What Ingredients Does Mother Nature Use to Cook Up Severe Weather?


Mother Nature is a beauty but she can turn dangerous in a moment’s notice. There are many different types of severe weather events we can experience ranging from tornadoes and intense winds to torrential rainfall and baseball sized hail. Though rare in NYS, these events are never out of the question when predicting what Mother Nature will throw at us next. How do meteorologists know when and where these events can and will happen? It’s a bit of a complicated answer. Let’s start with the ingredients needed to cook up these kinds of severe weather events.

The four main ingredients can be remembered using the acronym SLIM: 

S – Shear 

L – Lift

I – Instability

M – Moisture

Shear is short for wind shear which is a change in direction or speed of wind with height. This change in direction and/or speed helps thunderstorms last longer and become more powerful.

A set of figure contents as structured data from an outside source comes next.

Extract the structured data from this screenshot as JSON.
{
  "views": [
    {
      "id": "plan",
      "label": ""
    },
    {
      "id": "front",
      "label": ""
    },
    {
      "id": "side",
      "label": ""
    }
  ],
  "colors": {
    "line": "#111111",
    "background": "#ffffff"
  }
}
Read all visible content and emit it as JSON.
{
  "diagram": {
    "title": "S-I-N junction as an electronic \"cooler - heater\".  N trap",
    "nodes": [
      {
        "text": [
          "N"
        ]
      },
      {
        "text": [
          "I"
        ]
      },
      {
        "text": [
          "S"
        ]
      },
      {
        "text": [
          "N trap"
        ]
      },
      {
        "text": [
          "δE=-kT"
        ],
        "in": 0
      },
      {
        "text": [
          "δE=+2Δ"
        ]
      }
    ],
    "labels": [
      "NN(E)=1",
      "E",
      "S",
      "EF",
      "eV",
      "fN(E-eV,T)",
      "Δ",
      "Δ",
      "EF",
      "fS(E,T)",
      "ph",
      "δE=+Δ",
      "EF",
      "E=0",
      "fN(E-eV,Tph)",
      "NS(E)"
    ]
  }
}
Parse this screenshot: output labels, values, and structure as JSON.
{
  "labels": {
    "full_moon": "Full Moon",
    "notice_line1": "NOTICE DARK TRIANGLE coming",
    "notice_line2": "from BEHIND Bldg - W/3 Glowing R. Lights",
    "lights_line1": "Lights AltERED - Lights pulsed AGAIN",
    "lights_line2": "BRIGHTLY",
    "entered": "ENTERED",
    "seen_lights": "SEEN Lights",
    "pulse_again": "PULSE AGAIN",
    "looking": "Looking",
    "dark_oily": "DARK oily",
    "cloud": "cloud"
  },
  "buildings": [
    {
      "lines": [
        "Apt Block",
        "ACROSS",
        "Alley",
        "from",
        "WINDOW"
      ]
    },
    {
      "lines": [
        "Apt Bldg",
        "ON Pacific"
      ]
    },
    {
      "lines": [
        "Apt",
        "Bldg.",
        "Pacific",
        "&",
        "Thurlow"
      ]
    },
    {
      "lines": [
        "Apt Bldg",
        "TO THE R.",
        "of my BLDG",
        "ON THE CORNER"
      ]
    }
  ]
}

Lift refers to some force that will physically make the air rise (lift) which will initiate storms to pop up. Fronts and low pressure systems are just a few examples of mechanisms that can lift air up to start storms.

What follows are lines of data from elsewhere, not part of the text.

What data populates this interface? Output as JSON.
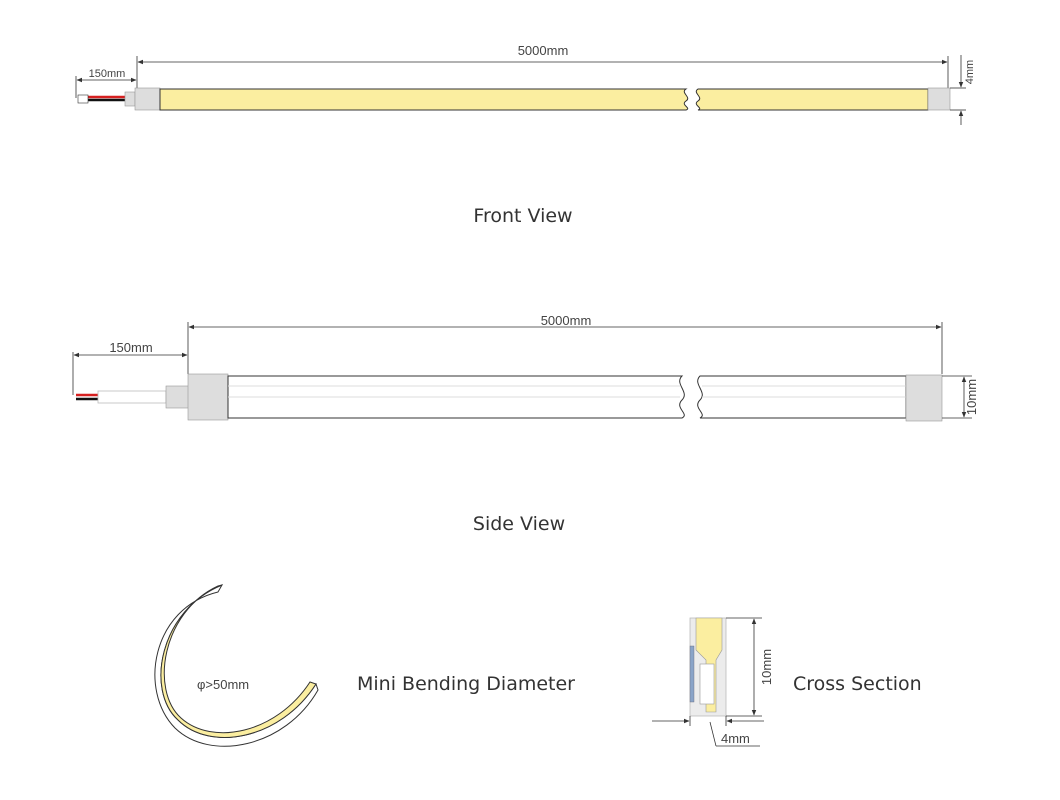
{
  "front_view": {
    "length_label": "5000mm",
    "lead_label": "150mm",
    "height_label": "4mm",
    "caption": "Front View"
  },
  "side_view": {
    "length_label": "5000mm",
    "lead_label": "150mm",
    "height_label": "10mm",
    "caption": "Side View"
  },
  "bending": {
    "diameter_label": "φ>50mm",
    "caption": "Mini Bending Diameter"
  },
  "cross_section": {
    "height_label": "10mm",
    "width_label": "4mm",
    "caption": "Cross Section"
  },
  "colors": {
    "led_yellow": "#fbeea0",
    "connector_gray": "#dddddd",
    "wire_red": "#d62020",
    "outline": "#333333"
  }
}
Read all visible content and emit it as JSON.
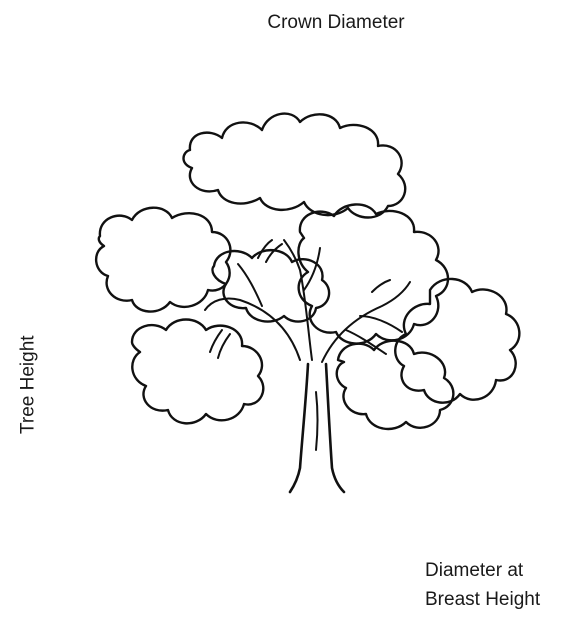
{
  "labels": {
    "crown_diameter": "Crown Diameter",
    "tree_height": "Tree Height",
    "dbh_line1": "Diameter at",
    "dbh_line2": "Breast Height"
  },
  "colors": {
    "line": "#111111",
    "text": "#1a1a1a",
    "background": "#ffffff"
  }
}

Instability refers to how unstable the atmosphere is. Think of a giant ball at the bottom of a hill. If you try to give it a light push and let go, it will roll back down to where it originally was so it’s stable. If it’s at the top of the hill, a light push will easily allow it to roll down the hill away from where it started so it would be considered unstable. The more unstable the atmosphere is, the stronger the potential for severe weather to occur.

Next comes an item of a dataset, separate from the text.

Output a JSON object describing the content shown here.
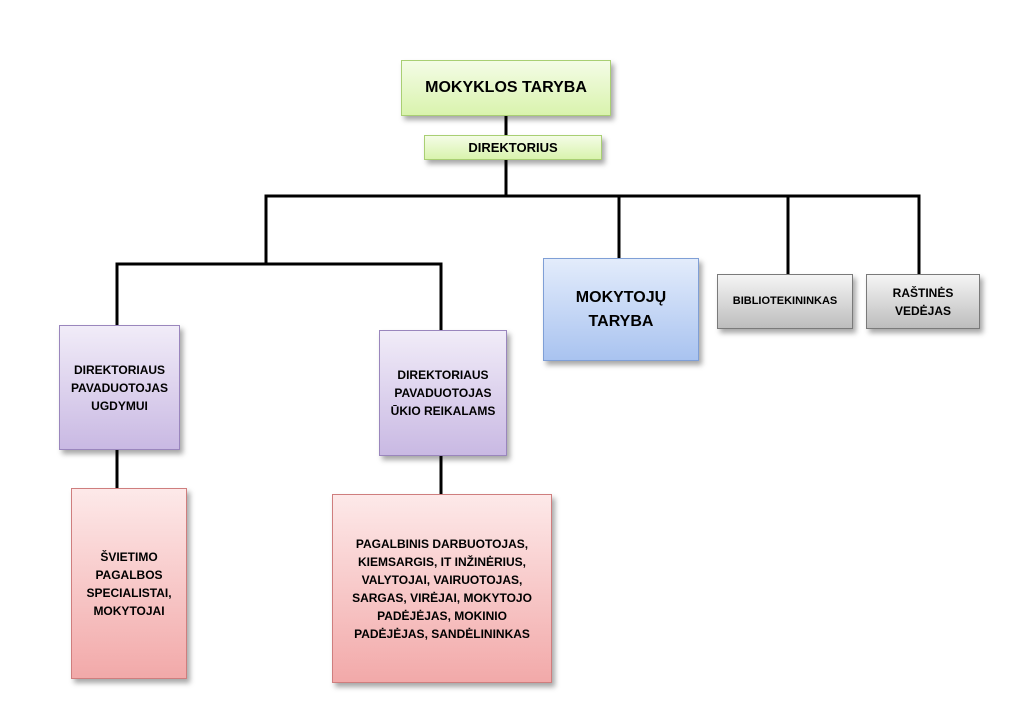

Moisture is required for any thunderstorm to form and can come from bodies of water such as the ocean.

Meteorologists look to see if all of these ingredients are present in the atmosphere. If they are, we know Mother Nature can cook up some powerful thunderstorms like supercells. This type of thunderstorm is capable of producing strong winds, large hail, heavy rain, and tornadoes all at the same time! These storms pop up fairly randomly, so we can predict with confidence a general area where these storms will hit but the precise location is still a challenge.